5/12/14 – WTF – Irritability and Anger

Really? How quickly can someone turn into a complete bitch? I get it. It’s called “splitting.” Or it’s a criteria to meet for a diagnosis:

BPD is a cluster B personality disorder where an essential feature of which is a pattern of marked impulsivity and instability of affects, interpersonal relationships and self image. Other symptoms include intense anger and irrationality.

Yeah – fuck that. Five texts and two emails today from Hunter. Some about her Dad, our son, and money for our daughters pictures. She just a $25k cash bonus, and I give up $35k a year in alimony and can she get $20 to split out daughters class pictures. And she gets both the 8 x 10’s and we split everything else blah, blah, blah.

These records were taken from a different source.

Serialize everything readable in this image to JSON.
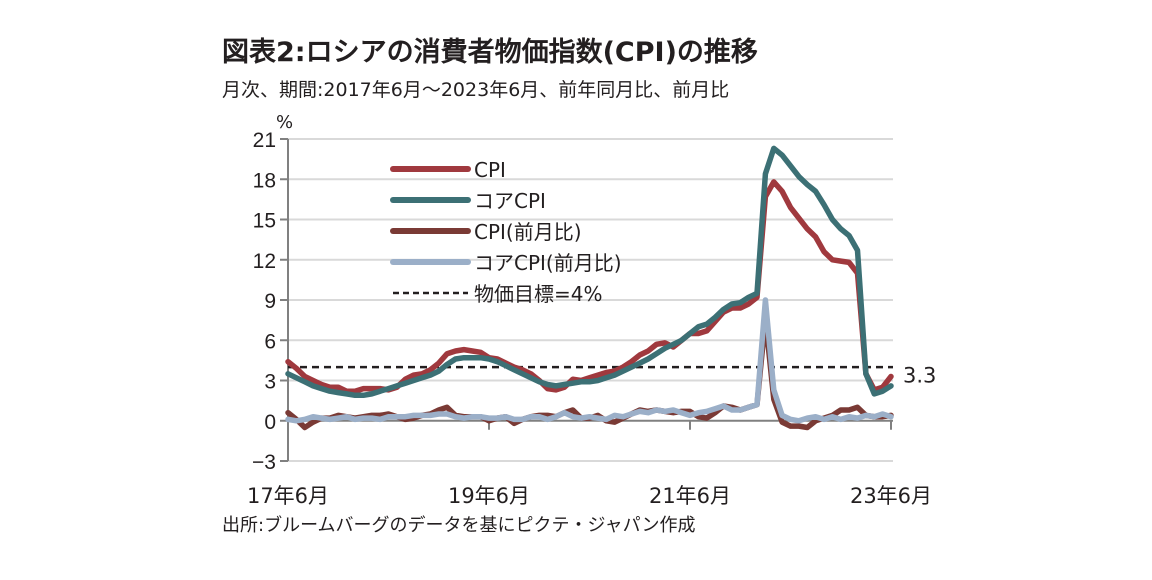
{
  "header": {
    "title": "図表2:ロシアの消費者物価指数(CPI)の推移",
    "subtitle": "月次、期間:2017年6月〜2023年6月、前年同月比、前月比"
  },
  "footer": {
    "source": "出所:ブルームバーグのデータを基にピクテ・ジャパン作成"
  },
  "chart_data": {
    "type": "line",
    "title": "図表2:ロシアの消費者物価指数(CPI)の推移",
    "subtitle": "月次、期間:2017年6月〜2023年6月、前年同月比、前月比",
    "ylabel": "%",
    "xlabel": "",
    "ylim": [
      -3,
      21
    ],
    "yticks": [
      21,
      18,
      15,
      12,
      9,
      6,
      3,
      0,
      -3
    ],
    "ytick_labels": [
      "21",
      "18",
      "15",
      "12",
      "9",
      "6",
      "3",
      "0",
      "−3"
    ],
    "x_start": "2017-06",
    "x_end": "2023-06",
    "xticks": [
      "17年6月",
      "19年6月",
      "21年6月",
      "23年6月"
    ],
    "xtick_month_index": [
      0,
      24,
      48,
      72
    ],
    "grid": true,
    "legend_position": "top-left",
    "series": [
      {
        "name": "CPI",
        "color": "#A0393E",
        "values": [
          4.4,
          3.9,
          3.3,
          3.0,
          2.7,
          2.5,
          2.5,
          2.2,
          2.2,
          2.4,
          2.4,
          2.4,
          2.3,
          2.5,
          3.1,
          3.4,
          3.5,
          3.8,
          4.3,
          5.0,
          5.2,
          5.3,
          5.2,
          5.1,
          4.7,
          4.6,
          4.3,
          4.0,
          3.8,
          3.5,
          3.0,
          2.4,
          2.3,
          2.5,
          3.1,
          3.0,
          3.2,
          3.4,
          3.6,
          3.7,
          4.0,
          4.4,
          4.9,
          5.2,
          5.7,
          5.8,
          5.5,
          6.0,
          6.5,
          6.5,
          6.7,
          7.4,
          8.1,
          8.4,
          8.4,
          8.7,
          9.2,
          16.7,
          17.8,
          17.1,
          15.9,
          15.1,
          14.3,
          13.7,
          12.6,
          12.0,
          11.9,
          11.8,
          11.0,
          3.5,
          2.3,
          2.5,
          3.3
        ]
      },
      {
        "name": "コアCPI",
        "color": "#3C7075",
        "values": [
          3.5,
          3.2,
          2.9,
          2.6,
          2.4,
          2.2,
          2.1,
          2.0,
          1.9,
          1.9,
          2.0,
          2.2,
          2.4,
          2.6,
          2.8,
          3.0,
          3.2,
          3.4,
          3.7,
          4.2,
          4.6,
          4.7,
          4.7,
          4.7,
          4.6,
          4.4,
          4.1,
          3.8,
          3.5,
          3.2,
          2.9,
          2.7,
          2.6,
          2.7,
          2.8,
          2.9,
          2.9,
          3.0,
          3.2,
          3.4,
          3.7,
          4.0,
          4.3,
          4.6,
          5.0,
          5.4,
          5.7,
          6.0,
          6.5,
          7.0,
          7.2,
          7.7,
          8.3,
          8.7,
          8.8,
          9.2,
          9.5,
          18.4,
          20.3,
          19.8,
          19.0,
          18.2,
          17.6,
          17.1,
          16.1,
          15.0,
          14.3,
          13.8,
          12.7,
          3.5,
          2.0,
          2.2,
          2.6
        ]
      },
      {
        "name": "CPI(前月比)",
        "color": "#7A3A35",
        "values": [
          0.6,
          0.1,
          -0.5,
          -0.1,
          0.2,
          0.2,
          0.4,
          0.3,
          0.2,
          0.3,
          0.4,
          0.4,
          0.5,
          0.3,
          0.1,
          0.2,
          0.4,
          0.5,
          0.8,
          1.0,
          0.4,
          0.3,
          0.3,
          0.3,
          0.0,
          0.2,
          0.3,
          -0.2,
          0.1,
          0.3,
          0.4,
          0.4,
          0.3,
          0.6,
          0.8,
          0.2,
          0.2,
          0.4,
          0.0,
          -0.1,
          0.2,
          0.5,
          0.8,
          0.7,
          0.8,
          0.7,
          0.6,
          0.7,
          0.7,
          0.3,
          0.2,
          0.6,
          1.1,
          1.0,
          0.8,
          1.0,
          1.2,
          7.6,
          1.6,
          -0.1,
          -0.4,
          -0.4,
          -0.5,
          0.0,
          0.2,
          0.4,
          0.8,
          0.8,
          1.0,
          0.4,
          0.3,
          0.3,
          0.4
        ]
      },
      {
        "name": "コアCPI(前月比)",
        "color": "#9BAFC8",
        "values": [
          0.1,
          0.0,
          0.1,
          0.3,
          0.2,
          0.1,
          0.2,
          0.3,
          0.1,
          0.2,
          0.2,
          0.1,
          0.3,
          0.3,
          0.3,
          0.4,
          0.4,
          0.4,
          0.5,
          0.5,
          0.3,
          0.2,
          0.3,
          0.3,
          0.2,
          0.2,
          0.3,
          0.1,
          0.1,
          0.3,
          0.3,
          0.1,
          0.3,
          0.6,
          0.3,
          0.2,
          0.3,
          0.2,
          0.1,
          0.4,
          0.3,
          0.5,
          0.7,
          0.6,
          0.8,
          0.7,
          0.8,
          0.6,
          0.4,
          0.6,
          0.7,
          0.9,
          1.1,
          0.8,
          0.8,
          1.0,
          1.2,
          9.0,
          2.3,
          0.4,
          0.1,
          0.0,
          0.2,
          0.3,
          0.1,
          0.3,
          0.1,
          0.3,
          0.2,
          0.4,
          0.3,
          0.5,
          0.3
        ]
      },
      {
        "name": "物価目標=4%",
        "color": "#231F20",
        "style": "dashed",
        "constant": 4
      }
    ],
    "annotations": [
      {
        "text": "3.3",
        "target_series": "CPI",
        "month_index": 72
      }
    ],
    "legend": [
      {
        "label": "CPI",
        "color": "#A0393E",
        "style": "solid"
      },
      {
        "label": "コアCPI",
        "color": "#3C7075",
        "style": "solid"
      },
      {
        "label": "CPI(前月比)",
        "color": "#7A3A35",
        "style": "solid"
      },
      {
        "label": "コアCPI(前月比)",
        "color": "#9BAFC8",
        "style": "solid"
      },
      {
        "label": "物価目標=4%",
        "color": "#231F20",
        "style": "dashed"
      }
    ]
  },
  "colors": {
    "grid": "#D9D9D9",
    "axis": "#808080",
    "text": "#231F20"
  }
}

Cheap bitch is eventually going to come to Jesus and get her due.

At our sons playoff game she is there early and she has already changed into shorts. She can’t get out early to drop the kids off at a midpoint if I move to Orange County, but for a game where she can show off her tan legs in her new daisy duke style shorts – no worries.

That’s ok. She is worried about her dad who seems to be flip flopping in and out of surgery. Everything is fine, but she gets some text or email and it looks like she is about to cry. I text her if everything is ok and she blows me off. Maybe it’s work, maybe it’s her dad, maybe her boyfriend just told her to get lost, maybe the Locke Ness Monster told her she was pregnant with her baby and she can’t afford the child supports. I don’t know what it is, but she blows up after I ask her about it.

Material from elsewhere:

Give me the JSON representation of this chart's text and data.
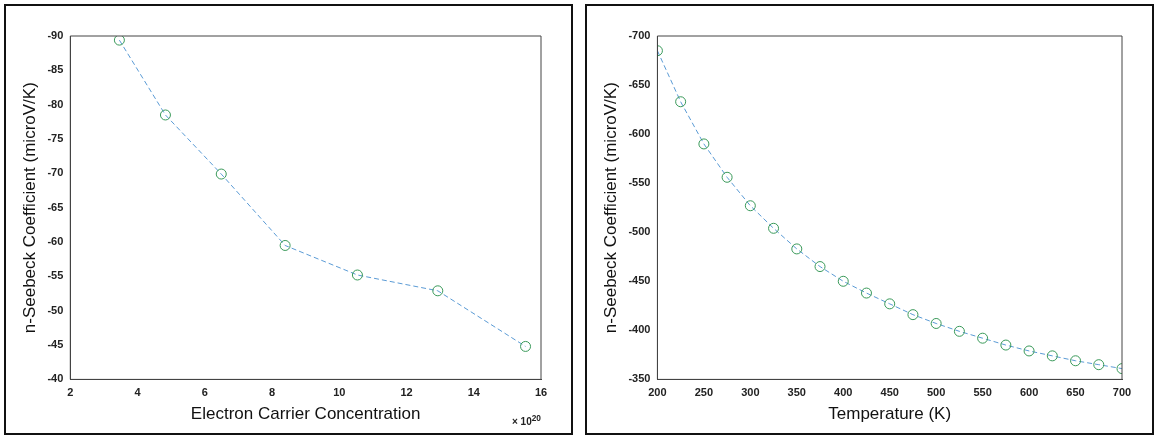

She is a bitch to me, to my daughter, to my mom. I walk away and talk with some of the other parents. I walk back and ask if this is the last inning. She goes on a diatribe about yes it, she knows, she overhead them talk, etc, etcetera. I say it’s not like I would know. There is no way to know which dugout is home or away.

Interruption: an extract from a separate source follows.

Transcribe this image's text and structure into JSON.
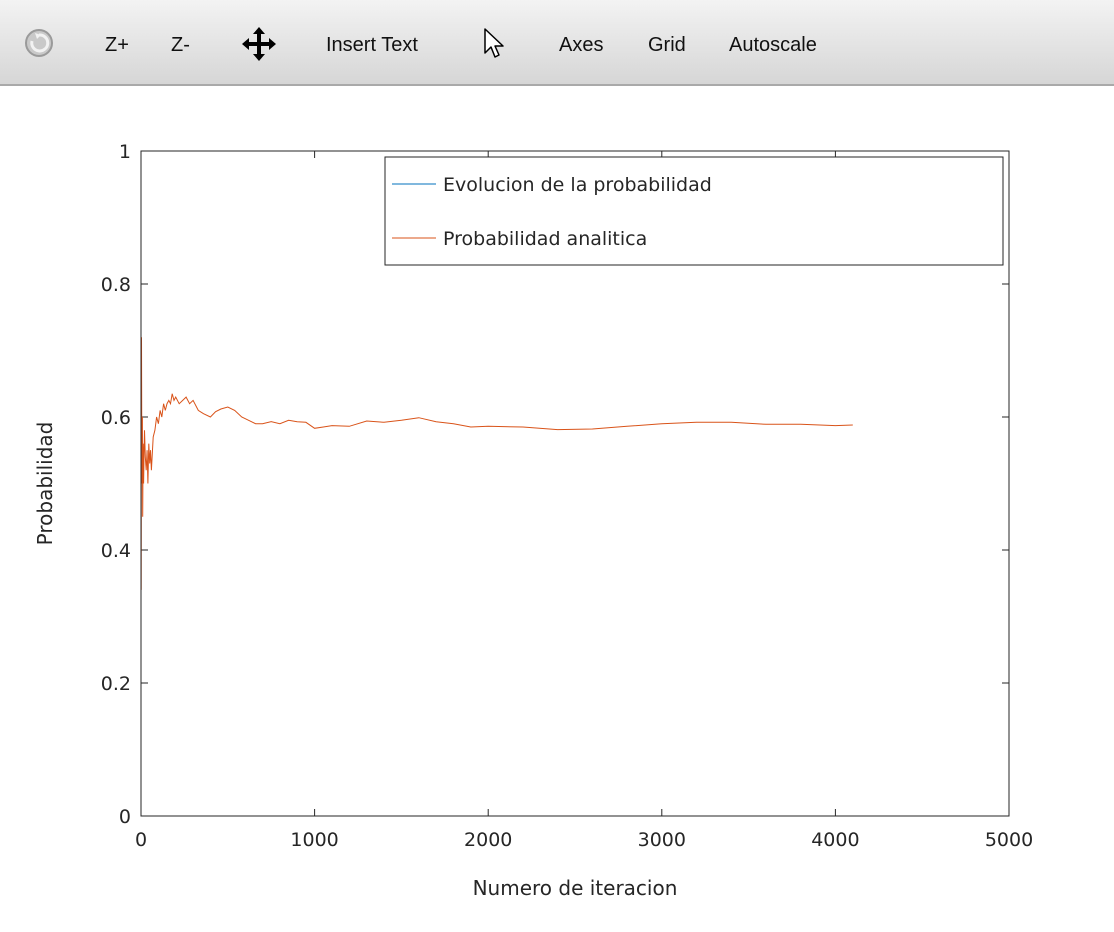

This is an old argument between her and I. She is head strong on third base side is home. That’s where the Angels keep it. But more teams keep it on the first base side in MLB. She doesn’t know it because she doesn’t really know a lot about things she has not personally experienced. She always chastises me on this, but she is just plain wrong. She starts in on this again, and I stop her in her tracks. I walk away.

On the way out she yells at my mom about the end of the inning. Hunter goes on about the wrong playoff schedule since she obviously did not look at the new schedule the league just sent out. I know I’m not the “alpha male” jock type, but I did coach his team the last time he played and I was on the Leagues Board. I know a few of the basics and I don’t need this brat to tell me the why’s and where’s of baseball because she used to watch her brother play. Force out is not a Star Wars movie.

I keep walking. On the way out, she starts yelling at Son and the coach backs her up but things start going bad because Hunter has to take them out to dinner in order to bribe son into playing. (They didn’t win but son had four hits, two RBI’s, and an out. Not too bad for an Aspie with horrible ADHD). She starts going on about calling me late and I tell her not to. I don’t want to talk to her if she is still in bitch mode, much less watch the kids cry because she has treated them like shit.

I go grocery shopping, and get home around 8:30 to a quiet house and peaceful reality. Talked with a couple of people and watched a hot married blond follow me around the store. I ignore her. If you are married you are not on my radar – even if she wants to talk about some new TJ’s cookie style peanut butter. If there is a ring – you are not for me.

Hunter is a fucking nightmare and my Creator needs to help me get her out of my head and my daughter out of her roof. My patience is getting low, but hopefully I can help her find a way to walk away from both kids. Time to eradicate everyone from her illness since it is obvious she is never going to seek treatment – just a new prop to replace me and the rest of her imperfect family. Then all hell will break loose.

4 thoughts on “5/12/14 – WTF – Irritability and Anger

    • Thanks for thinking of me. I have discussed this with a lot of people, and I always get the same answer. So 2e are mediating. My attorney has informed me of the way of CA laws. She gets a “mom friendly” report. I get a “dad friendly” report. The courts ignore a “diagnosis” for provable abuse which the court will not consider coming from a 7 year old on the Spectrum and a 3 year old. The court looks to my sons ASD and notes he has attached himself to her and awards custody to her. The children’s right to siblings is greater than a parents right to split the children apart in CA, so my daughter would go with her. My attorney is one of the Top 100 in SD the last 7 years, so I am fairly confident in her abilities. I have had a second opinion conversation from another attorney in La Jolla with the same answer. My attorney told me she could get me more than 80/20, but not 50/50. We have negotiated 35/65 which is more than I think she can handle. I have had two LMFT’s tell me it wouldn’t be unusual for her to give up the children under the stress or to get a new husband. I am hoping she breaks in October – her busiest time of the year. Thanks again for thinking of me and my children!